Minimum insurance requirement currently is $750,000 for most carriers. Others may face higher minimum based on the type of cargo carried.

The INSURANCE Act says according to the U.S. Bureau of Labor Statistics, the amount of $750,000, set in 1980 would have the same purchasing power as $4,923,153.29 in 2019, if the amount was raised to account for medical-cost inflation.

Therefore, the INSURANCE Act would set the minimum at $4,923,154 and require the Secretary of Transportation, in consultation with the Bureau of Labor Statistics to adjust the minimum every five years for inflation relating to medical care.

Most carriers purchase the $750,000 per event minimum, some carry $1 million.

A previous proposal to raise the minimum did not materialize.

On its November 28, 2014, the Federal Motor Carrier Safety Administration published an advance notice of proposed rulemaking (ANPRM) concerning financial responsibility (translated liability insurance minimums) for motor carriers, freight forwarders, and brokers.

FMCSA sought public comment on whether to exercise its discretion to increase the minimum levels of financial responsibility, and, if so, to what levels. After reviewing all public comments to the ANPRM, FMCSA determined that it has insufficient data or information to support moving forward with a rulemaking proposal, at this time and on June 5, 2017, withdrew the proposal.

Sources tell The Trucker the INSURANCE Act will never make it out of the Subcommittee on Highways and Transit to which it was referred.

“Thousands of families are suffering in silence, saddled with crippling medical care costs resulting from catastrophic crashes,” García said. “The inadequacy of the current minimum insurance requirement, left unchanged for 40 years, only further prolongs the suffering and financial strain on families that have already lost so much.

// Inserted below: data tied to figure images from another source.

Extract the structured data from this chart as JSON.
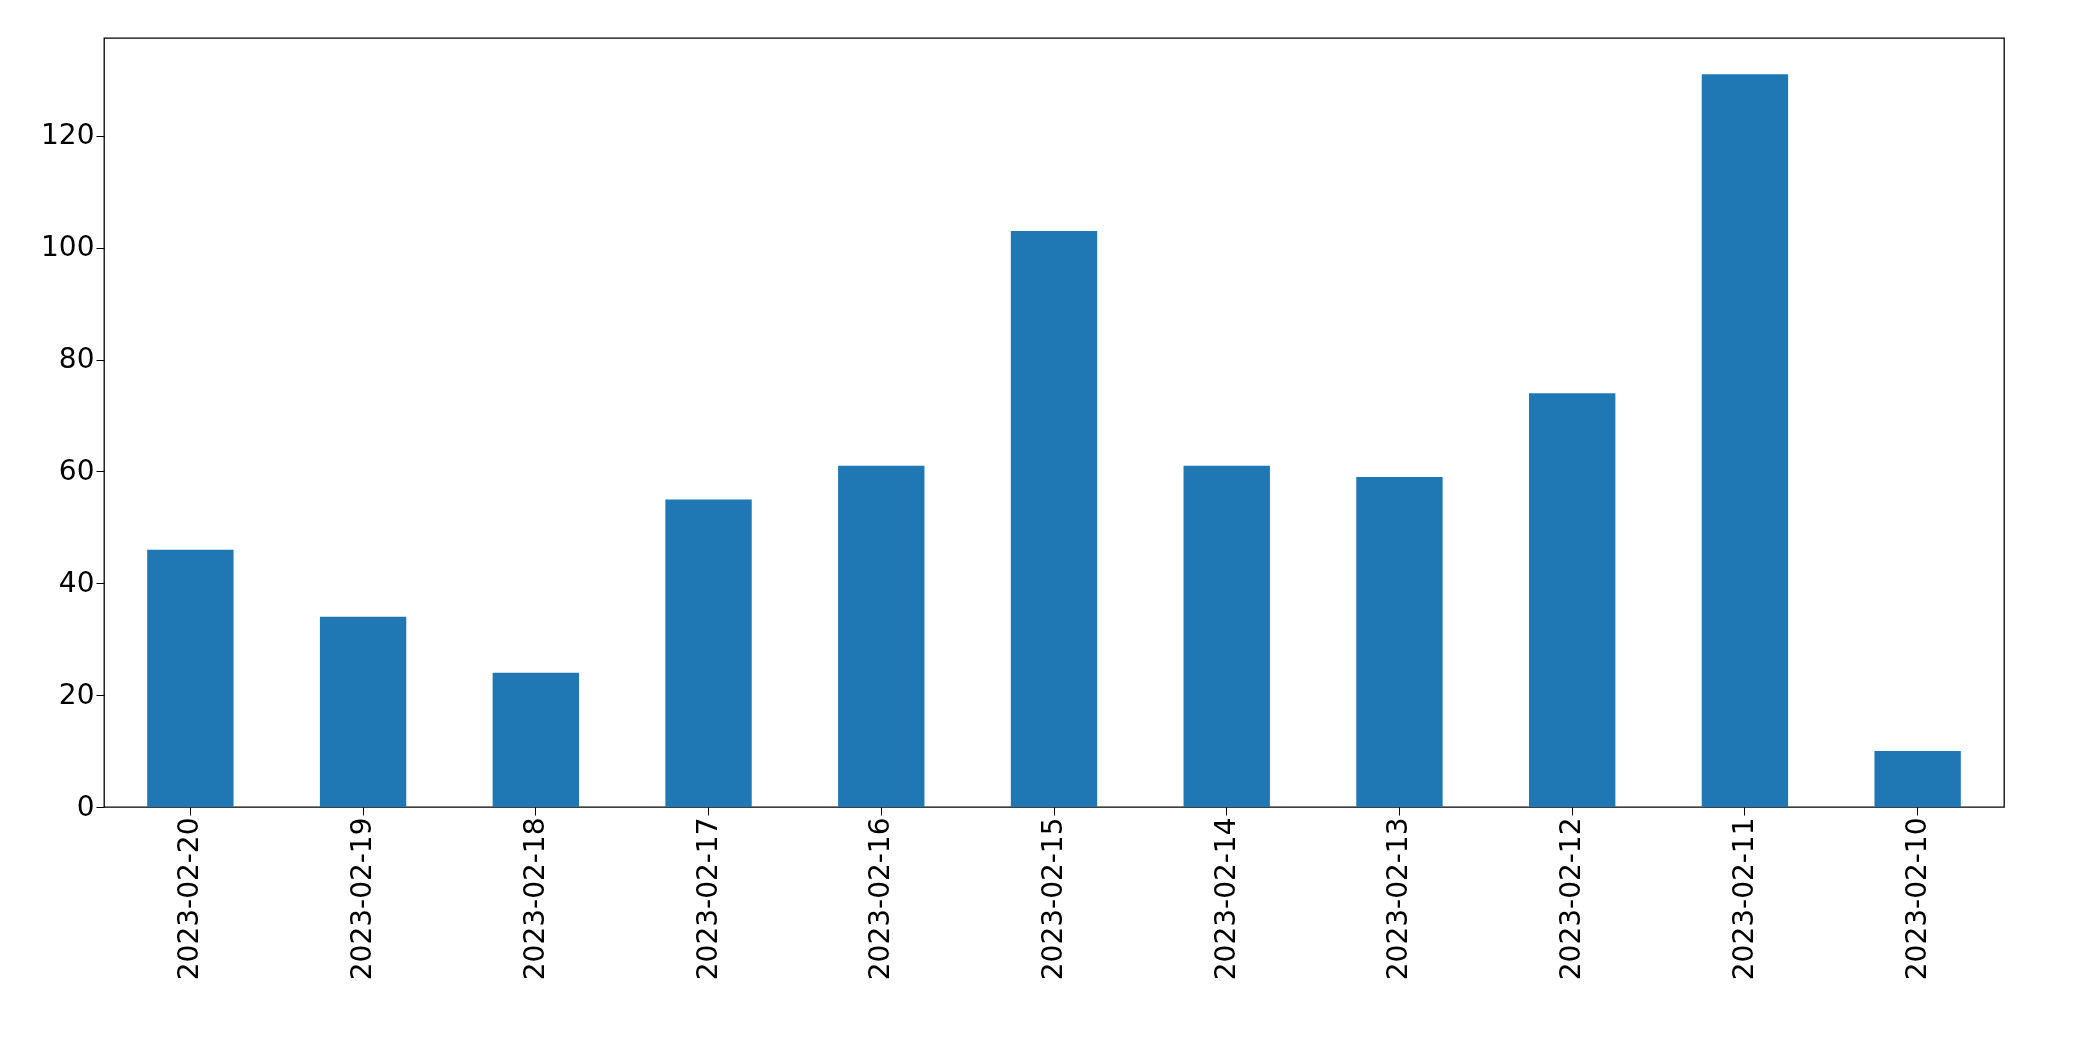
{
  "chart_data": {
    "type": "bar",
    "categories": [
      "2023-02-20",
      "2023-02-19",
      "2023-02-18",
      "2023-02-17",
      "2023-02-16",
      "2023-02-15",
      "2023-02-14",
      "2023-02-13",
      "2023-02-12",
      "2023-02-11",
      "2023-02-10"
    ],
    "values": [
      46,
      34,
      24,
      55,
      61,
      103,
      61,
      59,
      74,
      131,
      10
    ],
    "color": "#1f77b4",
    "ylim": [
      0,
      137.5
    ],
    "yticks": [
      0,
      20,
      40,
      60,
      80,
      100,
      120
    ],
    "grid": false
  }
}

The INSURANCE Act ensures that families are adequately compensated to cope with their losses and prevents taxpayers from footing the bill for negligent trucking businesses and drivers.”

Cartwright said with trucks getting bigger and highways becoming more crowded, the country has experienced too many horrific truck accidents that change Americans’ lives forever.

“And since the minimum liability insurance for trucks hasn’t changed in nearly four decades, we’ve seen how victims, their families, hospitals, and our strained social safety net are forced to foot the bill for irresponsible driving,” he said. “This bill will raise that minimum, providing necessary relief to surviving victims and to the families whose lives are shattered by a truck accident.”

García and Johnson also introduced the Safe Roads Act, which would require automatic emergency braking (AEB) technology to become standard features commercial motor vehicles.

“Automatic braking systems are a simple, common-sense solution to deploy proven crash-avoidance technologies,” Garcia said. “Rep. Johnson and I agree that we should always operate on a safety-first basis. Any further delays to implement this important, life-saving technology will only result in more preventable, tragic deaths and catastrophic injuries. We shouldn’t be in the business of putting a price tag on life – passing the Safe Roads Act is simply the right thing to do.”

“Tragically, the simple installation of automatic braking systems on all commercial motor vehicles – a $500 safety feature – might have prevented these deaths and countless others across the country,” Johnson said. “America’s roads and highways should be safe for all drivers.  Taking full advantage of technologies that are available and proven to anticipate and prevent crashes will save lives.”

The bill was also referred to the Subcommittee on Highways and Transit.

Both the Safe Roads Act and the INSURANCE Act are endorsed by the Truck Safety Coalition and the INSURANCE Act has the additional endorsement from the American Association for Justice, the bills’ sponsors said.